Live recordings of Linda Ronstadt prior to 1974 are extremely scarce, which makes this 1972 performance, recorded at the comfortable outdoor setting of the Music Inn in Lenox, MA, a particular treat. Recorded shortly after the release of her self titled 1972 album for Capitol Records, this captures Ronstadt performing with an outstanding group of musicians that not only featured the Bowden Brothers and John Boylan, but also included drummer Mickey McGee, the talented pedal steel guitarist Ed Black and Chris Darrow on fiddle. This remarkable performance perfectly encapsulates the earlier phase of Ronstadt's career.
The recording begins with Ronstadt clearly defining her earlier style and form on Patsy Cline's signature song, "I Fall To Pieces." Following this, she delivers a lovely cover of Dick Reynolds and Jack Rhodes classic country number "Silver Threads & Golden Needles," a song she had been singing since her earliest performances fronting The Stone Poneys back in the late 1960s. The gospel quality Ronstadt brings to Jackson Browne's "Rock Me On The Water" indicates the kind of sensitivity she would later bring to the singer/songwriter material that made her a superstar in the years to come. The audience, sprawled over the comfortable lawn of this natural sloping amphitheater, are next treated to rare live performances of "Lightning Bar Blues," a terrific cover of the Ray Price classic, "Crazy Arms," and the engaging country flavored rocker, "How Long." Following band introductions, Ronstadt turns the microphone over to lead guitarist Richard Bowden, who delivers a hilarious monologue which leads into his equally humorous "Mail Order Dog." The remainder of Ronstadt's set is a powerhouse of her strongest early material. John D. Loudermilk's psychedelic country rocker, "Break My Mind," a rip-roaring cover of the Fontella Bass soul standard, "Rescue Me," and "Lovesick Blues" all display the more powerful aspects of Ronstadts' remarkable voice. And of course "Long, Long Time" brings out the lovely and sad emotional qualities that were essential to her best early work. Unlike the slicker sound of her later years, the raw straightforward approach applied to this performance is at the essence of its appeal.

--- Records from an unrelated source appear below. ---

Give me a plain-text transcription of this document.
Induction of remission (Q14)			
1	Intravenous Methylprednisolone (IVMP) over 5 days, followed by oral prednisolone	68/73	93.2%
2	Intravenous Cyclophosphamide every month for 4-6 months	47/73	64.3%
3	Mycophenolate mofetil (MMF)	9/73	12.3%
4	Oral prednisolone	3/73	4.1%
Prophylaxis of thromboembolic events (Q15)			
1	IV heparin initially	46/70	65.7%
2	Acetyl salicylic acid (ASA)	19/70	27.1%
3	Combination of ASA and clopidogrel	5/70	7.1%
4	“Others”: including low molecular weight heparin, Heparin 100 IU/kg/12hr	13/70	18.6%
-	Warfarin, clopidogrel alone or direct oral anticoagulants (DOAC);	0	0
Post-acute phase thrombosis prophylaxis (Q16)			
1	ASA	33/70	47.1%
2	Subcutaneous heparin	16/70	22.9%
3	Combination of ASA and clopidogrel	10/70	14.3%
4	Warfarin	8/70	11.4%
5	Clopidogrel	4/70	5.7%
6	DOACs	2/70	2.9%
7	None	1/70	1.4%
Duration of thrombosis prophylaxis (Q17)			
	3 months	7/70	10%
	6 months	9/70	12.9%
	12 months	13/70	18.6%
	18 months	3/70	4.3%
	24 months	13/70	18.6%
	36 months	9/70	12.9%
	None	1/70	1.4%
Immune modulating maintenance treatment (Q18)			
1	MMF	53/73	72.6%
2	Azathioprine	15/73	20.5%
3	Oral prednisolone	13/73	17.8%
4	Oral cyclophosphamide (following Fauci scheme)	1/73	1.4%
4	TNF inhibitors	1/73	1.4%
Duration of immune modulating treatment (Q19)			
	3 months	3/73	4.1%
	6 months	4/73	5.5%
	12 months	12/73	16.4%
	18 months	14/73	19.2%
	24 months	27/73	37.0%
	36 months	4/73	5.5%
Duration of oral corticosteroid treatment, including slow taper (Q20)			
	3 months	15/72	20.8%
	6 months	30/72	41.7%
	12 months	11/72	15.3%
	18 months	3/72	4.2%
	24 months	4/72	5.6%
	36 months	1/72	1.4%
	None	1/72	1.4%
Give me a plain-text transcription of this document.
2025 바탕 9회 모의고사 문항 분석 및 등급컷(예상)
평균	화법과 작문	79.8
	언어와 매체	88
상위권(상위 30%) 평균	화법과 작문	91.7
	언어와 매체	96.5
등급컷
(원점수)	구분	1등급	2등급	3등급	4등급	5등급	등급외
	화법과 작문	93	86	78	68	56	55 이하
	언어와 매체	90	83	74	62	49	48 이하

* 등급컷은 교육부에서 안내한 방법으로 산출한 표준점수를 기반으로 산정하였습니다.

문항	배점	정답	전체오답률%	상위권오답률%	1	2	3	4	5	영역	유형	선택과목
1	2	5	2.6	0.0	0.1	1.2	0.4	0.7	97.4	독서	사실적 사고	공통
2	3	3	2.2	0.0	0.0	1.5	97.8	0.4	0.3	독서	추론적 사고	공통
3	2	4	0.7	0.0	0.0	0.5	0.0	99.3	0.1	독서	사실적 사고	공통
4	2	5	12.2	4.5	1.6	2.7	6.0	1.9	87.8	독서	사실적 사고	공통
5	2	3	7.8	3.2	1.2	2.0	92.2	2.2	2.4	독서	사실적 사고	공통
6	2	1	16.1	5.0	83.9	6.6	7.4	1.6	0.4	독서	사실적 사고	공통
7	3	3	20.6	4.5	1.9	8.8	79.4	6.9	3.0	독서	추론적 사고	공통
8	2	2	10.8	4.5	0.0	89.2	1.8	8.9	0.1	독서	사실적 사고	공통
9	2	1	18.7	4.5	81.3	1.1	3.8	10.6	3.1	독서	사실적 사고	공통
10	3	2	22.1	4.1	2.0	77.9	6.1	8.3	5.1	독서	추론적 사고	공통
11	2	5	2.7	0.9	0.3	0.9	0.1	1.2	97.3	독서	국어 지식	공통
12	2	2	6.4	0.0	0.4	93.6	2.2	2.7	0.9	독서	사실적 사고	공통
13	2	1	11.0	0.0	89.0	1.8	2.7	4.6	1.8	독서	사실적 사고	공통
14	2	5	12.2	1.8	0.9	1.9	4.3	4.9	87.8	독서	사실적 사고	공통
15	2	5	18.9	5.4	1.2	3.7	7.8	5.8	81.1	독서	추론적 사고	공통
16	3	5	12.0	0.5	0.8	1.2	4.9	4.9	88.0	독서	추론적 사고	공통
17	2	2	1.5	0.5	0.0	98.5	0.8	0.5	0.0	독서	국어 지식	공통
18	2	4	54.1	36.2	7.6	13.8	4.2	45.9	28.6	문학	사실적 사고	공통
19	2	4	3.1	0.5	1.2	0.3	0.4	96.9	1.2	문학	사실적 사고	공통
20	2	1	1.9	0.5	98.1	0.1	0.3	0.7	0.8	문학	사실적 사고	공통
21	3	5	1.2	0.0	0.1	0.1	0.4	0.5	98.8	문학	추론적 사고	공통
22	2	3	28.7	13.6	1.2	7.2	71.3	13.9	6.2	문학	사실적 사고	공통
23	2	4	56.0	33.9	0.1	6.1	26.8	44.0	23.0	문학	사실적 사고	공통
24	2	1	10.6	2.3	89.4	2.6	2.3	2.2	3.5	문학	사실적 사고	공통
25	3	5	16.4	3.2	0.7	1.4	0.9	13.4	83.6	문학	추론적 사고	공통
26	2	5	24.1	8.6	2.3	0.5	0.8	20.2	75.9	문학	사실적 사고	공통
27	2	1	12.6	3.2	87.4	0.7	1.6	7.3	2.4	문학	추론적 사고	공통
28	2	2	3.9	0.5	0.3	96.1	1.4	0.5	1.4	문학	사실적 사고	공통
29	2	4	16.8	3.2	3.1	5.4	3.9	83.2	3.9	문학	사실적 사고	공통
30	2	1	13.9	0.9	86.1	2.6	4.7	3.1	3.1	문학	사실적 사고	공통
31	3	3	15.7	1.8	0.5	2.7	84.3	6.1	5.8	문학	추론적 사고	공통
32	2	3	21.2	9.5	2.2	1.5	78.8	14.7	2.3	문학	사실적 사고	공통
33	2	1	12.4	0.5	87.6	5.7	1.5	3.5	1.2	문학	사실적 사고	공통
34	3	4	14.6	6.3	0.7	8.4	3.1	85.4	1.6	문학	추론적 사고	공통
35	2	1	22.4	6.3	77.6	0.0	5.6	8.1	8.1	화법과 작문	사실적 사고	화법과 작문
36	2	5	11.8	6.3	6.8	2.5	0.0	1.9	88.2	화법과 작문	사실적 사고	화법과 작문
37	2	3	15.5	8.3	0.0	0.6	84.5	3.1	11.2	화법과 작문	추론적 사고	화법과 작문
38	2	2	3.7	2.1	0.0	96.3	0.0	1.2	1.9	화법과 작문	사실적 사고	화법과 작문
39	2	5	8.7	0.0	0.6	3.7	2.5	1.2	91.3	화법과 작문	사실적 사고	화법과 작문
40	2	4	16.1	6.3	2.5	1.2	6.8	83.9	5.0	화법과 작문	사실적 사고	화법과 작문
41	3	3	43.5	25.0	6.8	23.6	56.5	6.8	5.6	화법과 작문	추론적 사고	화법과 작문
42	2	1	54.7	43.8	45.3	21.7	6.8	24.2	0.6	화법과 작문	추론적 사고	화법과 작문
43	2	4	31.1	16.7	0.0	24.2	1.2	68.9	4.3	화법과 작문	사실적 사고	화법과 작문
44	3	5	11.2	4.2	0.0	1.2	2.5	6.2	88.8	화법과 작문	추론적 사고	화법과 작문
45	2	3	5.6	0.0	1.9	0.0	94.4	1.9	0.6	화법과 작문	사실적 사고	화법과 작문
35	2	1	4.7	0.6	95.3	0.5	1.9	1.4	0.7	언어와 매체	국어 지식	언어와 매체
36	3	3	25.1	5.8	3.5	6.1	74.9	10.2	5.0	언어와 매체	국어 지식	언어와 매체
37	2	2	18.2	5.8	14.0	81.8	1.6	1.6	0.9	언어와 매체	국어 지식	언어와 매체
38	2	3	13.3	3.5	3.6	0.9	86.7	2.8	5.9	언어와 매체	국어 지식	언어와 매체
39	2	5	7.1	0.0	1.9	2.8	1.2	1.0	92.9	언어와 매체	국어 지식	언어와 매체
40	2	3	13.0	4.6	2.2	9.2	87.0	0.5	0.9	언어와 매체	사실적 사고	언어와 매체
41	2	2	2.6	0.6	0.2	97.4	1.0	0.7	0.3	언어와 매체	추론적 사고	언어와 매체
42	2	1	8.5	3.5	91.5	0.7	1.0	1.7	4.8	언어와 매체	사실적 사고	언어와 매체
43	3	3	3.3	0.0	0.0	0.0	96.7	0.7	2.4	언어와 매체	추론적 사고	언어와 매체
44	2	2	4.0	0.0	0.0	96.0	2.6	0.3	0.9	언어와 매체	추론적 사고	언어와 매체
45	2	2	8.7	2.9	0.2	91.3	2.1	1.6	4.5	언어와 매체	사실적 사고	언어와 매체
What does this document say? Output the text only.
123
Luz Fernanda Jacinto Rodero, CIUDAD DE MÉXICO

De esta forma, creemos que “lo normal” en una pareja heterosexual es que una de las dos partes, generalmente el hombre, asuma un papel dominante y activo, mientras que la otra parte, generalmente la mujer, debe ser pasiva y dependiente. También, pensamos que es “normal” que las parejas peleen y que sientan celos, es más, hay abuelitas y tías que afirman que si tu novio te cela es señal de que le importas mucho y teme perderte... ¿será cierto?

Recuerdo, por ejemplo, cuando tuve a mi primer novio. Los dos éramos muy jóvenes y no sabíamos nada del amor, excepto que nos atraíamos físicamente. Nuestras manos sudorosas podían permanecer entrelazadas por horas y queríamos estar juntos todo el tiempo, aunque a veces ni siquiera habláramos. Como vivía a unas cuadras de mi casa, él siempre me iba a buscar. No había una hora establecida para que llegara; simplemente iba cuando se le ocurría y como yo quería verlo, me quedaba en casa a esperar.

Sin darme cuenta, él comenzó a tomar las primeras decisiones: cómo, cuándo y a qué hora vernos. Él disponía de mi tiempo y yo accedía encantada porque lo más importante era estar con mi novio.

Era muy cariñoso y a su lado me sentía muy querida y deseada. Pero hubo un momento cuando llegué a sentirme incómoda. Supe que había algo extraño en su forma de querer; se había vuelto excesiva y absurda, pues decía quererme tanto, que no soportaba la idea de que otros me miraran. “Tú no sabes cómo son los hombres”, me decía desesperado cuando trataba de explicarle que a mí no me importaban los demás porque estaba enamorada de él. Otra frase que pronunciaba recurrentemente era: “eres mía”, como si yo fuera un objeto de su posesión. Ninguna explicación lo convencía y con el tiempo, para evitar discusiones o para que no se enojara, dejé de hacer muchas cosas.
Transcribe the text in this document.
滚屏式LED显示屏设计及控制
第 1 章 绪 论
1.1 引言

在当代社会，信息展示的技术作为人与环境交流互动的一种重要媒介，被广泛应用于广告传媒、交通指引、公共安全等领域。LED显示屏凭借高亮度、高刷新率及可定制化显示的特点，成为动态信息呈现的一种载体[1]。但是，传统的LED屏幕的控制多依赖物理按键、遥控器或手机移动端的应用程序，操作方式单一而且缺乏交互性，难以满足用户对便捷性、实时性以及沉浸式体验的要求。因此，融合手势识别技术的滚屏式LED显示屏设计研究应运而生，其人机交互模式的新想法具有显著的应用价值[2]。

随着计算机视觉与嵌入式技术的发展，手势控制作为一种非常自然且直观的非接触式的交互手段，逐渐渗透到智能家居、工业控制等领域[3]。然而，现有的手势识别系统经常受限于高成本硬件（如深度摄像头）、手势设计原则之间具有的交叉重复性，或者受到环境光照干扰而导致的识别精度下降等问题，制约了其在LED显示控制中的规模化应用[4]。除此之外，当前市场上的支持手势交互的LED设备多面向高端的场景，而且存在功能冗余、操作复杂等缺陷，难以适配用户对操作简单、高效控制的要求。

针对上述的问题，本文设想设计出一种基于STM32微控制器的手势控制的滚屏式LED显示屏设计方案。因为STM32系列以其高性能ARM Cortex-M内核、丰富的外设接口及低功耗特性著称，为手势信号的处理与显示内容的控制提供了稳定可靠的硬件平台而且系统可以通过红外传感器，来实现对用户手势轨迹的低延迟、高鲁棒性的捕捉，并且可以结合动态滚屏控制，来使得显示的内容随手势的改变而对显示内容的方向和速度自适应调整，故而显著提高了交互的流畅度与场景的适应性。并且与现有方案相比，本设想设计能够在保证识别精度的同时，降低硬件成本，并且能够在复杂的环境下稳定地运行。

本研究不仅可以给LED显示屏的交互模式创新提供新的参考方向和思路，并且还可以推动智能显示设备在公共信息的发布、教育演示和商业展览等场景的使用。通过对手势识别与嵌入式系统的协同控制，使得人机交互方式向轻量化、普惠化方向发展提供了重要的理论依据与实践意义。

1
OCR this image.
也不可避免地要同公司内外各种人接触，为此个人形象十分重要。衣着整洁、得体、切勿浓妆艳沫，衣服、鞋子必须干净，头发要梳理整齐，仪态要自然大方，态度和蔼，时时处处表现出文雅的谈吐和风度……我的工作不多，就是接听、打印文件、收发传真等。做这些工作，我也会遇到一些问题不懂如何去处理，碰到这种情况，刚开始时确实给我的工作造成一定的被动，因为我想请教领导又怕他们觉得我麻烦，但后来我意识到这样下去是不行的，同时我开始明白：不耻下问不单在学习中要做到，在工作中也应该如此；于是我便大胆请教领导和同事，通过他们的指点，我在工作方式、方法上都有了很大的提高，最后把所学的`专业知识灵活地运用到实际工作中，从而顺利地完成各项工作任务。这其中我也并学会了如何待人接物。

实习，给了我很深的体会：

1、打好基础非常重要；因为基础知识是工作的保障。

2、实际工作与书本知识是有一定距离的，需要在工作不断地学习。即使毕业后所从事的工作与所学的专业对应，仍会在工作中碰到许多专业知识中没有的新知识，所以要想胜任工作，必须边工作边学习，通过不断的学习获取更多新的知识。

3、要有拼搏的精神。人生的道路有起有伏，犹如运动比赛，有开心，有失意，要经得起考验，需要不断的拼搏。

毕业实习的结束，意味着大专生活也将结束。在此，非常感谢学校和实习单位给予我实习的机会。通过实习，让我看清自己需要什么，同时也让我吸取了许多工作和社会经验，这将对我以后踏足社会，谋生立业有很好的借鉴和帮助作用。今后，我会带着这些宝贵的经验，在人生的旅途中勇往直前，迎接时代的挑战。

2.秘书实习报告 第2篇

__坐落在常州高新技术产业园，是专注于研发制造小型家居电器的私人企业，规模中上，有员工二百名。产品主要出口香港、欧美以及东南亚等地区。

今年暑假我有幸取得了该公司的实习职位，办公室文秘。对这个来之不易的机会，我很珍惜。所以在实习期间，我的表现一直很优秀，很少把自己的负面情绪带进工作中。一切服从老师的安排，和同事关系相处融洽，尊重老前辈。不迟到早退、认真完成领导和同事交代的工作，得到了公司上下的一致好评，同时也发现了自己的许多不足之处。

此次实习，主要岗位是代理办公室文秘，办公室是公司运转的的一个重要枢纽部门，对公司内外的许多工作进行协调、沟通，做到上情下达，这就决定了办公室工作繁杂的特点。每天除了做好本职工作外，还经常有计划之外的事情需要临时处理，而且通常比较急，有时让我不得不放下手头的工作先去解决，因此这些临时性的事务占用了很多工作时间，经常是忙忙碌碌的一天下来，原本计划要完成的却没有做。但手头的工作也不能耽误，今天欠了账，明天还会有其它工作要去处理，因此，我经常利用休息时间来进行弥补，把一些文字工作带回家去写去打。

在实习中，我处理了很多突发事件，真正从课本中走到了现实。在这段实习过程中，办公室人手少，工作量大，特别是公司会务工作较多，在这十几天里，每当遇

Every artist who achieves career longevity inevitably has recordings that are perceived as career defining moments. For Linda Ronstadt, those albums would be Heart Like A Wheel and Prisoner In Disguise, both realized over the next few years. However, this remarkable performance perfectly captures the elements leading up to those commercial breakthroughs. As this set begins to illustrate, Ronstadt could easily vacillate between heartbroken vulnerability and gutsy rocking. Although still raw and unpolished, her innate charm and versatility made her irresistibly sexy and vocally captivating, regardless of musical categories. These elements would all soon combine to make Ronstadt the first female rock 'n' roll superstar of the 1970s.